A version of this piece was published in Marketing in 2008
In 1928, universities in the USA announced that continental drift was impossible, and banned the teaching of it – a ban that largely remained in place until the theory of Plate Tectonics was published in the sixties.
It’s not unusual for the old to struggle with the new. But perhaps we should be more surprised when the old struggle with the established.
It’s been ten years since Google launched, and five years since they started charging for search. Since then there’s been an explosion in search marketing, and it’s become a vital weapon in the marketer’s armoury – making Google one of the biggest media companies in the world.

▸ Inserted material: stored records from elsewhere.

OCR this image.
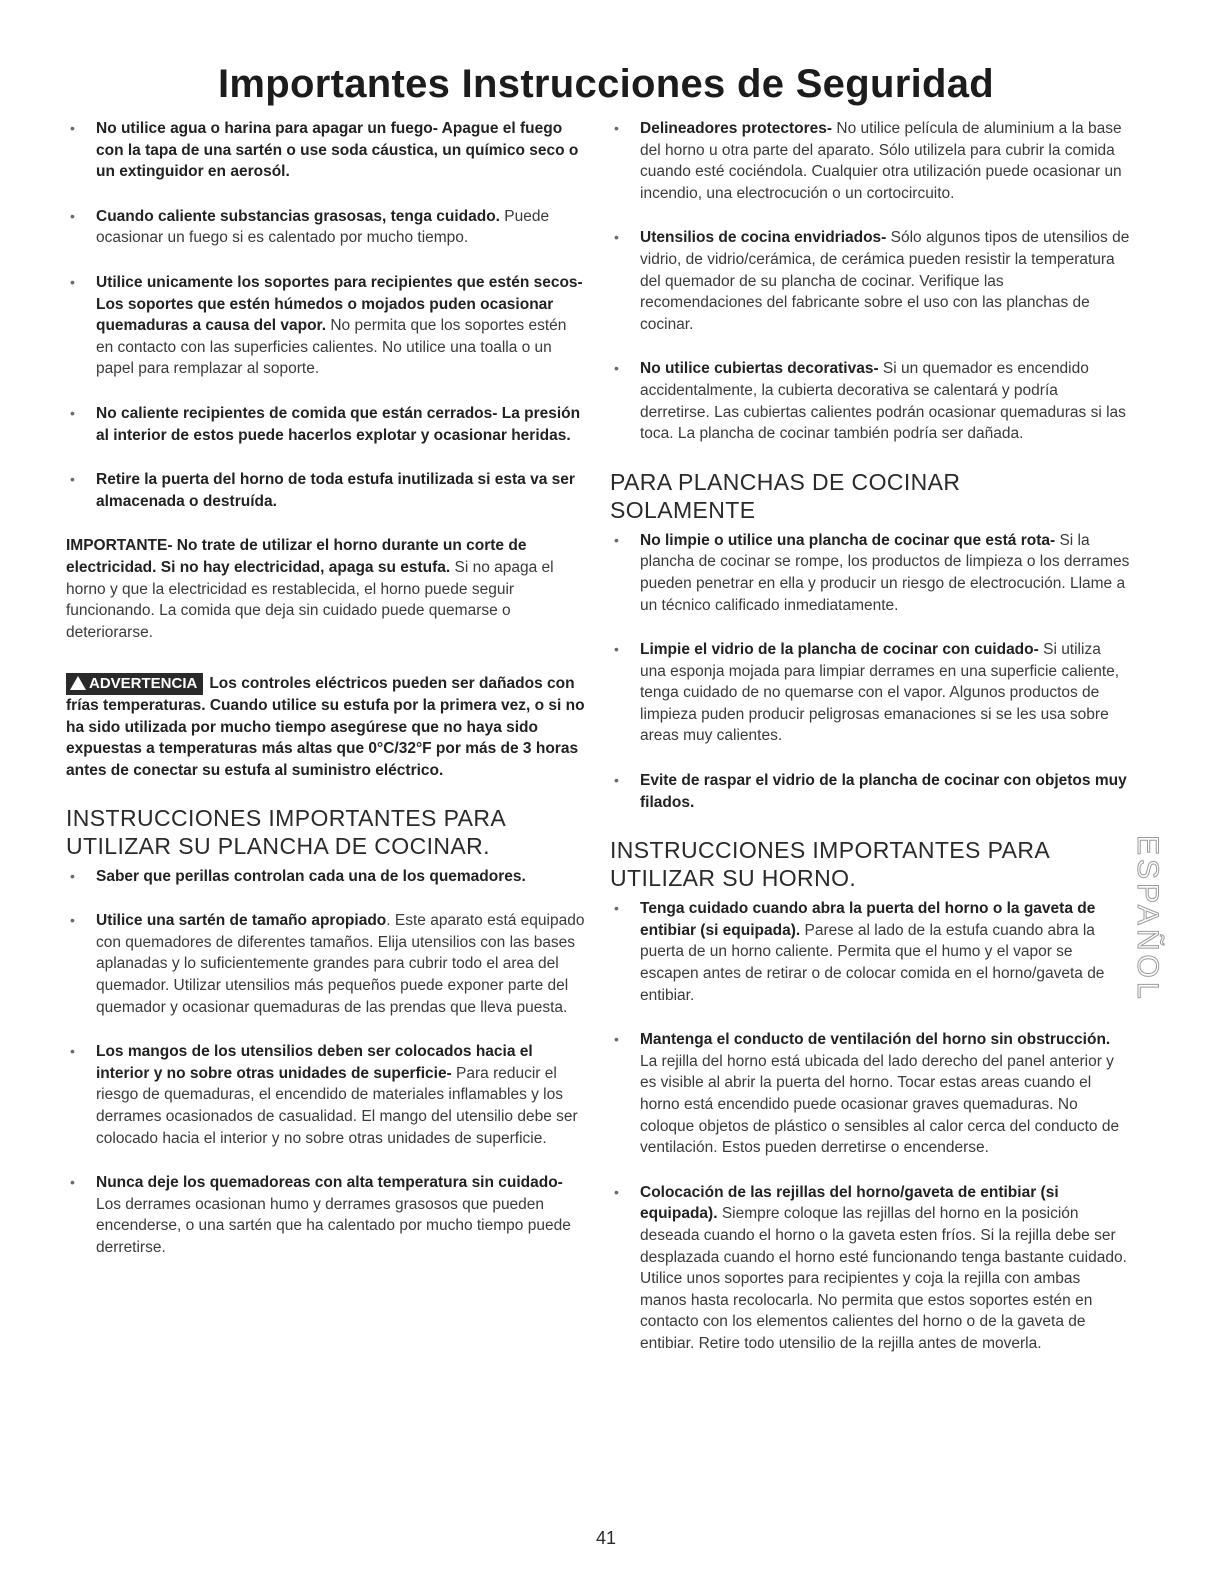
Importantes Instrucciones de Seguridad
• No utilice agua o harina para apagar un fuego- Apague el fuego con la tapa de una sartén o use soda cáustica, un químico seco o un extinguidor en aerosól.
• Cuando caliente substancias grasosas, tenga cuidado. Puede ocasionar un fuego si es calentado por mucho tiempo.
• Utilice unicamente los soportes para recipientes que estén secos- Los soportes que estén húmedos o mojados puden ocasionar quemaduras a causa del vapor. No permita que los soportes estén en contacto con las superficies calientes. No utilice una toalla o un papel para remplazar al soporte.
• No caliente recipientes de comida que están cerrados- La presión al interior de estos puede hacerlos explotar y ocasionar heridas.
• Retire la puerta del horno de toda estufa inutilizada si esta va ser almacenada o destruída.
IMPORTANTE- No trate de utilizar el horno durante un corte de electricidad. Si no hay electricidad, apaga su estufa. Si no apaga el horno y que la electricidad es restablecida, el horno puede seguir funcionando. La comida que deja sin cuidado puede quemarse o deteriorarse.
ADVERTENCIA Los controles eléctricos pueden ser dañados con frías temperaturas. Cuando utilice su estufa por la primera vez, o si no ha sido utilizada por mucho tiempo asegúrese que no haya sido expuestas a temperaturas más altas que 0°C/32°F por más de 3 horas antes de conectar su estufa al suministro eléctrico.
INSTRUCCIONES IMPORTANTES PARA
UTILIZAR SU PLANCHA DE COCINAR.
• Saber que perillas controlan cada una de los quemadores.
• Utilice una sartén de tamaño apropiado. Este aparato está equipado con quemadores de diferentes tamaños. Elija utensilios con las bases aplanadas y lo suficientemente grandes para cubrir todo el area del quemador. Utilizar utensilios más pequeños puede exponer parte del quemador y ocasionar quemaduras de las prendas que lleva puesta.
• Los mangos de los utensilios deben ser colocados hacia el interior y no sobre otras unidades de superficie- Para reducir el riesgo de quemaduras, el encendido de materiales inflamables y los derrames ocasionados de casualidad. El mango del utensilio debe ser colocado hacia el interior y no sobre otras unidades de superficie.
• Nunca deje los quemadoreas con alta temperatura sin cuidado- Los derrames ocasionan humo y derrames grasosos que pueden encenderse, o una sartén que ha calentado por mucho tiempo puede derretirse.
• Delineadores protectores- No utilice película de aluminium a la base del horno u otra parte del aparato. Sólo utilizela para cubrir la comida cuando esté cociéndola. Cualquier otra utilización puede ocasionar un incendio, una electrocución o un cortocircuito.
• Utensilios de cocina envidriados- Sólo algunos tipos de utensilios de vidrio, de vidrio/cerámica, de cerámica pueden resistir la temperatura del quemador de su plancha de cocinar. Verifique las recomendaciones del fabricante sobre el uso con las planchas de cocinar.
• No utilice cubiertas decorativas- Si un quemador es encendido accidentalmente, la cubierta decorativa se calentará y podría derretirse. Las cubiertas calientes podrán ocasionar quemaduras si las toca. La plancha de cocinar también podría ser dañada.
PARA PLANCHAS DE COCINAR
SOLAMENTE
• No limpie o utilice una plancha de cocinar que está rota- Si la plancha de cocinar se rompe, los productos de limpieza o los derrames pueden penetrar en ella y producir un riesgo de electrocución. Llame a un técnico calificado inmediatamente.
• Limpie el vidrio de la plancha de cocinar con cuidado- Si utiliza una esponja mojada para limpiar derrames en una superficie caliente, tenga cuidado de no quemarse con el vapor. Algunos productos de limpieza puden producir peligrosas emanaciones si se les usa sobre areas muy calientes.
• Evite de raspar el vidrio de la plancha de cocinar con objetos muy filados.
INSTRUCCIONES IMPORTANTES PARA
UTILIZAR SU HORNO.
• Tenga cuidado cuando abra la puerta del horno o la gaveta de entibiar (si equipada). Parese al lado de la estufa cuando abra la puerta de un horno caliente. Permita que el humo y el vapor se escapen antes de retirar o de colocar comida en el horno/gaveta de entibiar.
• Mantenga el conducto de ventilación del horno sin obstrucción. La rejilla del horno está ubicada del lado derecho del panel anterior y es visible al abrir la puerta del horno. Tocar estas areas cuando el horno está encendido puede ocasionar graves quemaduras. No coloque objetos de plástico o sensibles al calor cerca del conducto de ventilación. Estos pueden derretirse o encenderse.
• Colocación de las rejillas del horno/gaveta de entibiar (si equipada). Siempre coloque las rejillas del horno en la posición deseada cuando el horno o la gaveta esten fríos. Si la rejilla debe ser desplazada cuando el horno esté funcionando tenga bastante cuidado. Utilice unos soportes para recipientes y coja la rejilla con ambas manos hasta recolocarla. No permita que estos soportes estén en contacto con los elementos calientes del horno o de la gaveta de entibiar. Retire todo utensilio de la rejilla antes de moverla.
ESPAÑOL
41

So if search isn’t new, we’re hearing some remarkable thinking about it from the traditional media world.
I was at the WARC research conference a couple of weeks ago, and was struck when one of the speakers opined that he “wasn’t sure that search was really advertising – it’s really just distribution.”
Nobody picked him up on it, and clearly smoking the same meme, M&C Saatchi chairman Moray MacLennan at the FT Digital Media Conference a couple of days later picked up on the same theme:
“When you’re putting money into search you’re taking it out of marketing,” he said. “All you’re doing is buying a space on the internet high street. You’re commoditising your brand.”
So are they right? Is search ‘advertising’ or ‘marketing’ at all? Is it just distribution?
Let’s for a moment assume that MacLennan’s right – search is just buying space on the internet high street. If he means that it’s a part of distribution, then that would certainly make it part of McCarthy’s four P’s of marketing. If he means that it’s part of what many marketers call ‘the last six feet’, then to dismiss it as commoditisation of the brand is to similarly exclude in-store merchandising.
And are you commoditising your brand by using search? A commodity has no differentiating characteristics, and is bought on price only – so is search leading brands this way?
In reality, that’s up to us. If we choose as marketers to throw up our hands in resignation at this challenge, then the brands we nurture will probably wither – either becoming commoditised, or more likely, beaten into submission by those who rise to the challenge.
Because consumers make brand choices in search.
This isn’t speculation – it’s empirically demonstrated by the data. Search engine users don’t just make one search before a purchase – they typically make several. We can track this behaviour, and understand how the process works as they progress – “flat screen TV”, “Sony TV”, “Bravia”, and often the model number. We can see where they were diverted to competitors, and where competitors lost them to us – and most importantly we can influence this with the copy we use in the listing (and A/B test that copy to refine its effectiveness).
If we say the right things, and do so in the right places, we can work to protect and even build our brand premium.
This is marketing alright, and moreover, it’s advertising – in a pure, analytical and rather detail-obsessive way. To master it truly, we must understand how it creates value in the marketing and media mix – where and how it influences users on their journey to being customers (either of ours or of the competition). And we’re not going to get there if we dismiss it.
I suspect MacLennan was being deliberately provocative. But what he said plays to the prejudices of the luddite faction, and is on the lips of many in what for want of a better term might be referred to as ‘traditional’ advertising. For these increasingly beleaguered folk, these new forms of advertising/marketing are sparking a semantic debate – rather than a determined attempt to master new techniques that bring real value to marketers.
For these folk, the barbarians really are at the gate – and they’re using Google to get in.